Intolerance also proved to be an important training ground, with several of its assistant directors going on to important directing careers of their own, including Victor Fleming (The Wizard of Oz, Gone With the Wind), Allan Dwan (Sands of Iwo Jima), Sidney Franklin (The Good Earth) and Tod Browning (Dracula, Freaks).

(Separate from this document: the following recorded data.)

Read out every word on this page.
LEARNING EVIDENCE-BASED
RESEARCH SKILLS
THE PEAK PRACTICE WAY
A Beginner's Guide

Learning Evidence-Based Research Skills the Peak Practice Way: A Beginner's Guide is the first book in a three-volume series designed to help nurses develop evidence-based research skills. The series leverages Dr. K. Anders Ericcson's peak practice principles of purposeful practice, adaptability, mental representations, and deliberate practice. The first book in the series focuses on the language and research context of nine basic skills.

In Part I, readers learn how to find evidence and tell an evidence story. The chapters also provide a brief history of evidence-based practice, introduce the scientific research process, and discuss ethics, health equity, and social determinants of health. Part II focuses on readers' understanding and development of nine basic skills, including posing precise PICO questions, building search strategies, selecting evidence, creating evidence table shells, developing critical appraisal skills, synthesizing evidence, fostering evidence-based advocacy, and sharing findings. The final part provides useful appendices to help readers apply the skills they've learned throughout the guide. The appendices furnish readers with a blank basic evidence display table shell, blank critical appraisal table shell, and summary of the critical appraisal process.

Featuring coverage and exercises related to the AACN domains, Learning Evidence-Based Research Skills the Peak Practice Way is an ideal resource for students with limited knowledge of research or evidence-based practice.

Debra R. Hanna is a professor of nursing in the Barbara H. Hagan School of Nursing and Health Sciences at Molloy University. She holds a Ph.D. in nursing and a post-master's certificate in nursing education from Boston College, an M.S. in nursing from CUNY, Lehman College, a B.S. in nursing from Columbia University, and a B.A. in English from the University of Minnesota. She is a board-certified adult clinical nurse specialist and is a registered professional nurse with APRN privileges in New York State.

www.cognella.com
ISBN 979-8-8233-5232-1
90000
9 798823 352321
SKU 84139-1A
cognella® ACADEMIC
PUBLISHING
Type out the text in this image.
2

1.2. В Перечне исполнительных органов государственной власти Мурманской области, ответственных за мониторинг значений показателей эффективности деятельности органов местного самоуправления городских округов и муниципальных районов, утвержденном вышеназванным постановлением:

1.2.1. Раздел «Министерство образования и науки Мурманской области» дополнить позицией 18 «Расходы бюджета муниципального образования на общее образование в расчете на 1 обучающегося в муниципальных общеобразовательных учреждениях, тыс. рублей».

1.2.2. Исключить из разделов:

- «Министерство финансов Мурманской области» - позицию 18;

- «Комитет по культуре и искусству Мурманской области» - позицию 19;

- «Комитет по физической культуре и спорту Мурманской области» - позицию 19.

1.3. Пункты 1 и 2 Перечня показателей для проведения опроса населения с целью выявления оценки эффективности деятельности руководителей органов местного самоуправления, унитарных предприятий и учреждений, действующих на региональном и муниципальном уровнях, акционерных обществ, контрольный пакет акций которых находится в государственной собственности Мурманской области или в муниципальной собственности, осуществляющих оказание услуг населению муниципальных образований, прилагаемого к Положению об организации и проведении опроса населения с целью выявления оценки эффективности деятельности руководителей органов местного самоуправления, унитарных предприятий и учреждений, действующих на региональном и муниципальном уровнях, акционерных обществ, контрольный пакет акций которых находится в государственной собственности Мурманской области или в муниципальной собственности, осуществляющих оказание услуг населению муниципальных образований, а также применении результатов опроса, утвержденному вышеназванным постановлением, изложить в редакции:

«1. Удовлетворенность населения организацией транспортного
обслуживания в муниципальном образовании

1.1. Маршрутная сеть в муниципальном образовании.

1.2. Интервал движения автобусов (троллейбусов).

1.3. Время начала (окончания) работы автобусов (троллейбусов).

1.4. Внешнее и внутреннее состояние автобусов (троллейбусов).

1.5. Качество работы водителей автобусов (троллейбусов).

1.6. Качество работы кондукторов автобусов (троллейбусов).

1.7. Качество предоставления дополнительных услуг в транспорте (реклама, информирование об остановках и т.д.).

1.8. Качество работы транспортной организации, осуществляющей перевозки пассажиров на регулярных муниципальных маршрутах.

The Cohen Film Collection presents Intolerance on Blu-ray via a new 2K restoration, 1080p video presentation and two audio options: an uncompressed LPCM 2.0 musical soundtrack mix and Carl Davis' orchestral score in Dolby Digital 5.1 surround. Special features include:
Two 1919 full-length features drawn from Intolerance, accompanied by new scores by the Mont Alto Motion Picture Orchestra
The Fall of Babylon
The Mother and the Law
New featurette with film historian Kevin Brownlow
New essays by Cineaste editor Richard Porton and historian William M. Drew
Intolerance is historically significant but it's also over-wrought and a bit of a chore to watch. From an academic perspective it's worth owning for any serious movie collector but I fear, like many of the Keatons I own, it wouldn't even make it out of the shrink wrap. Still, it's great to know movies like these are receiving attention and aren't fading away like so many other movies from the silent era.